History is what happened in the past. Through studying and understanding life and events in the past we can come to an understanding of life in the present, and what we may be preparing for in the future. The study of History is more than the learning of discrete facts. The skills developed in the study of History are far reaching and can affect all aspects of our lives. Their learning can influence decisions about our own choices, attitudes and values. Through History, children learn valuable skills of research, selecting and evaluating evidence, drawing conclusions and arguing their point of view.
The objectives of History are:
- To stimulate children’s interest in the past
- To help children gain an understanding of time and to build a coherent sense of the past using overview and depth studies (chronological understanding)
- To help children develop enquiry skills
- To introduce children to what is involved in interpreting the past thus enabling them to use information, rather than just collect it
- To contribute to children’s knowledge and understanding of the development of countries and cultures in Britain, Europe and the world, and so develop a sense of identity
- To understand the present in the light of the past
- To use a range of hands on sources and artefacts to promote personal experience of learning
- To understand our place in the world (The Haven in Eastbourne)
- To build and use vocabulary (Language-Rich Learning)
History in the Foundation Stage is taught as part of the strand Understanding the World. During the Reception year, the children will read stories, learn about key people and take part in practical, skills-based activities. These will begin with their own experiences and then move onto learning about the past of others.
History in Key Stage One is based upon the National Curriculum. Pupils develop an awareness of the past, using common words and phrases relating to the passing of time. They will learn where the people and events they study fit within a chronological framework and identify similarities and differences between ways of life in different periods. Pupils will use a wide vocabulary of historical terms and build this vocabulary as they progress through the curriculum. They should ask and answer questions, choosing and using parts of stories and other sources (both primary and secondary) to show that they know and understand key features of events. Pupils will understand some of the ways in which we find out about the past and identify different ways in which it is represented.

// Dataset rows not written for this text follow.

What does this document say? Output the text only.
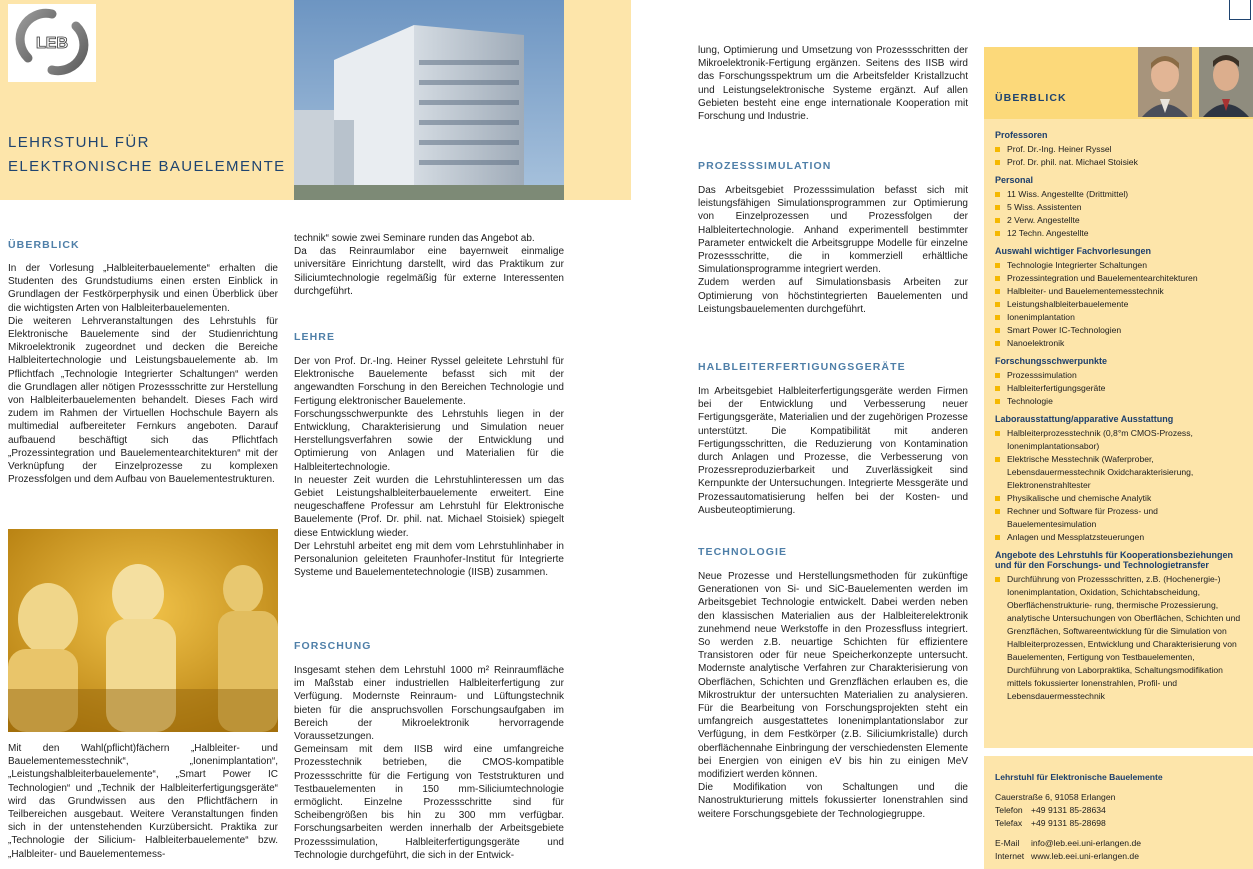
LEB
LEHRSTUHL FÜR
ELEKTRONISCHE BAUELEMENTE
ÜBERBLICK

In der Vorlesung „Halbleiterbauelemente“ erhalten die Studenten des Grundstudiums einen ersten Einblick in Grundlagen der Festkörperphysik und einen Überblick über die wichtigsten Arten von Halbleiterbauelementen.

Die weiteren Lehrveranstaltungen des Lehrstuhls für Elektronische Bauelemente sind der Studienrichtung Mikroelektronik zugeordnet und decken die Bereiche Halbleitertechnologie und Leistungsbauelemente ab. Im Pflichtfach „Technologie Integrierter Schaltungen“ werden die Grundlagen aller nötigen Prozessschritte zur Herstellung von Halbleiterbauelementen behandelt. Dieses Fach wird zudem im Rahmen der Virtuellen Hochschule Bayern als multimedial aufbereiteter Fernkurs angeboten. Darauf aufbauend beschäftigt sich das Pflichtfach „Prozessintegration und Bauelementearchitekturen“ mit der Verknüpfung der Einzelprozesse zu komplexen Prozessfolgen und dem Aufbau von Bauelementestrukturen.

Mit den Wahl(pflicht)fächern „Halbleiter- und Bauelementemesstechnik“, „Ionenimplantation“, „Leistungshalbleiterbauelemente“, „Smart Power IC Technologien“ und „Technik der Halbleiterfertigungsgeräte“ wird das Grundwissen aus den Pflichtfächern in Teilbereichen ausgebaut. Weitere Veranstaltungen finden sich in der untenstehenden Kurzübersicht. Praktika zur „Technologie der Silicium- Halbleiterbauelemente“ bzw. „Halbleiter- und Bauelementemess-

technik“ sowie zwei Seminare runden das Angebot ab.

Da das Reinraumlabor eine bayernweit einmalige universitäre Einrichtung darstellt, wird das Praktikum zur Siliciumtechnologie regelmäßig für externe Interessenten durchgeführt.

LEHRE

Der von Prof. Dr.-Ing. Heiner Ryssel geleitete Lehrstuhl für Elektronische Bauelemente befasst sich mit der angewandten Forschung in den Bereichen Technologie und Fertigung elektronischer Bauelemente.

Forschungsschwerpunkte des Lehrstuhls liegen in der Entwicklung, Charakterisierung und Simulation neuer Herstellungsverfahren sowie der Entwicklung und Optimierung von Anlagen und Materialien für die Halbleitertechnologie.

In neuester Zeit wurden die Lehrstuhlinteressen um das Gebiet Leistungshalbleiterbauelemente erweitert. Eine neugeschaffene Professur am Lehrstuhl für Elektronische Bauelemente (Prof. Dr. phil. nat. Michael Stoisiek) spiegelt diese Entwicklung wieder.

Der Lehrstuhl arbeitet eng mit dem vom Lehrstuhlinhaber in Personalunion geleiteten Fraunhofer-Institut für Integrierte Systeme und Bauelementetechnologie (IISB) zusammen.

FORSCHUNG

Insgesamt stehen dem Lehrstuhl 1000 m² Reinraumfläche im Maßstab einer industriellen Halbleiterfertigung zur Verfügung. Modernste Reinraum- und Lüftungstechnik bieten für die anspruchsvollen Forschungsaufgaben im Bereich der Mikroelektronik hervorragende Voraussetzungen.

Gemeinsam mit dem IISB wird eine umfangreiche Prozesstechnik betrieben, die CMOS-kompatible Prozessschritte für die Fertigung von Teststrukturen und Testbauelementen in 150 mm-Siliciumtechnologie ermöglicht. Einzelne Prozessschritte sind für Scheibengrößen bis hin zu 300 mm verfügbar. Forschungsarbeiten werden innerhalb der Arbeitsgebiete Prozesssimulation, Halbleiterfertigungsgeräte und Technologie durchgeführt, die sich in der Entwick-

lung, Optimierung und Umsetzung von Prozessschritten der Mikroelektronik-Fertigung ergänzen. Seitens des IISB wird das Forschungsspektrum um die Arbeitsfelder Kristallzucht und Leistungselektronische Systeme ergänzt. Auf allen Gebieten besteht eine enge internationale Kooperation mit Forschung und Industrie.
PROZESSSIMULATION

Das Arbeitsgebiet Prozesssimulation befasst sich mit leistungsfähigen Simulationsprogrammen zur Optimierung von Einzelprozessen und Prozessfolgen der Halbleitertechnologie. Anhand experimentell bestimmter Parameter entwickelt die Arbeitsgruppe Modelle für einzelne Prozessschritte, die in kommerziell erhältliche Simulationsprogramme integriert werden.

Zudem werden auf Simulationsbasis Arbeiten zur Optimierung von höchstintegrierten Bauelementen und Leistungsbauelementen durchgeführt.

HALBLEITERFERTIGUNGSGERÄTE
Im Arbeitsgebiet Halbleiterfertigungsgeräte werden Firmen bei der Entwicklung und Verbesserung neuer Fertigungsgeräte, Materialien und der zugehörigen Prozesse unterstützt. Die Kompatibilität mit anderen Fertigungsschritten, die Reduzierung von Kontamination durch Anlagen und Prozesse, die Verbesserung von Prozessreproduzierbarkeit und Zuverlässigkeit sind Kernpunkte der Untersuchungen. Integrierte Messgeräte und Prozessautomatisierung helfen bei der Kosten- und Ausbeuteoptimierung.
TECHNOLOGIE

Neue Prozesse und Herstellungsmethoden für zukünftige Generationen von Si- und SiC-Bauelementen werden im Arbeitsgebiet Technologie entwickelt. Dabei werden neben den klassischen Materialien aus der Halbleiterelektronik zunehmend neue Werkstoffe in den Prozessfluss integriert. So werden z.B. neuartige Schichten für effizientere Transistoren oder für neue Speicherkonzepte untersucht. Modernste analytische Verfahren zur Charakterisierung von Oberflächen, Schichten und Grenzflächen erlauben es, die Mikrostruktur der untersuchten Materialien zu analysieren. Für die Bearbeitung von Forschungsprojekten steht ein umfangreich ausgestattetes Ionenimplantationslabor zur Verfügung, in dem Festkörper (z.B. Siliciumkristalle) durch oberflächennahe Einbringung der verschiedensten Elemente bei Energien von einigen eV bis hin zu einigen MeV modifiziert werden können.

Die Modifikation von Schaltungen und die Nanostrukturierung mittels fokussierter Ionenstrahlen sind weitere Forschungsgebiete der Technologiegruppe.

ÜBERBLICK
Professoren
Prof. Dr.-Ing. Heiner Ryssel
Prof. Dr. phil. nat. Michael Stoisiek
Personal
11 Wiss. Angestellte (Drittmittel)
5 Wiss. Assistenten
2 Verw. Angestellte
12 Techn. Angestellte
Auswahl wichtiger Fachvorlesungen
Technologie Integrierter Schaltungen
Prozessintegration und Bauelementearchitekturen
Halbleiter- und Bauelementemesstechnik
Leistungshalbleiterbauelemente
Ionenimplantation
Smart Power IC-Technologien
Nanoelektronik
Forschungsschwerpunkte
Prozesssimulation
Halbleiterfertigungsgeräte
Technologie
Laborausstattung/apparative Ausstattung
Halbleiterprozesstechnik (0,8°m CMOS-Prozess, Ionenimplantationsabor)
Elektrische Messtechnik (Waferprober, Lebensdauermesstechnik Oxidcharakterisierung, Elektronenstrahltester
Physikalische und chemische Analytik
Rechner und Software für Prozess- und Bauelementesimulation
Anlagen und Messplatzsteuerungen
Angebote des Lehrstuhls für Kooperationsbeziehungen und für den Forschungs- und Technologietransfer
Durchführung von Prozessschritten, z.B. (Hochenergie-) Ionenimplantation, Oxidation, Schichtabscheidung, Oberflächenstrukturie- rung, thermische Prozessierung, analytische Untersuchungen von Oberflächen, Schichten und Grenzflächen, Softwareentwicklung für die Simulation von Halbleiterprozessen, Entwicklung und Charakterisierung von Bauelementen, Fertigung von Testbauelementen, Durchführung von Laborpraktika, Schaltungsmodifikation mittels fokussierter Ionenstrahlen, Profil- und Lebensdauermesstechnik
Lehrstuhl für Elektronische Bauelemente
Cauerstraße 6, 91058 Erlangen
Telefon +49 9131 85-28634
Telefax +49 9131 85-28698
E-Mail info@leb.eei.uni-erlangen.de
Internet www.leb.eei.uni-erlangen.de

In Key Stage Two, pupils continue to develop a chronologically secure knowledge and understanding of British, local and world history, establishing clear narratives within and across the periods they study. They note connections, contrasts and trends over time and develop the appropriate use of historical terms. Pupils regularly ask and answer historically valid questions about change, cause, similarity and difference, and significance. They will construct informed responses that involve thoughtful selection and organisation of relevant historical information.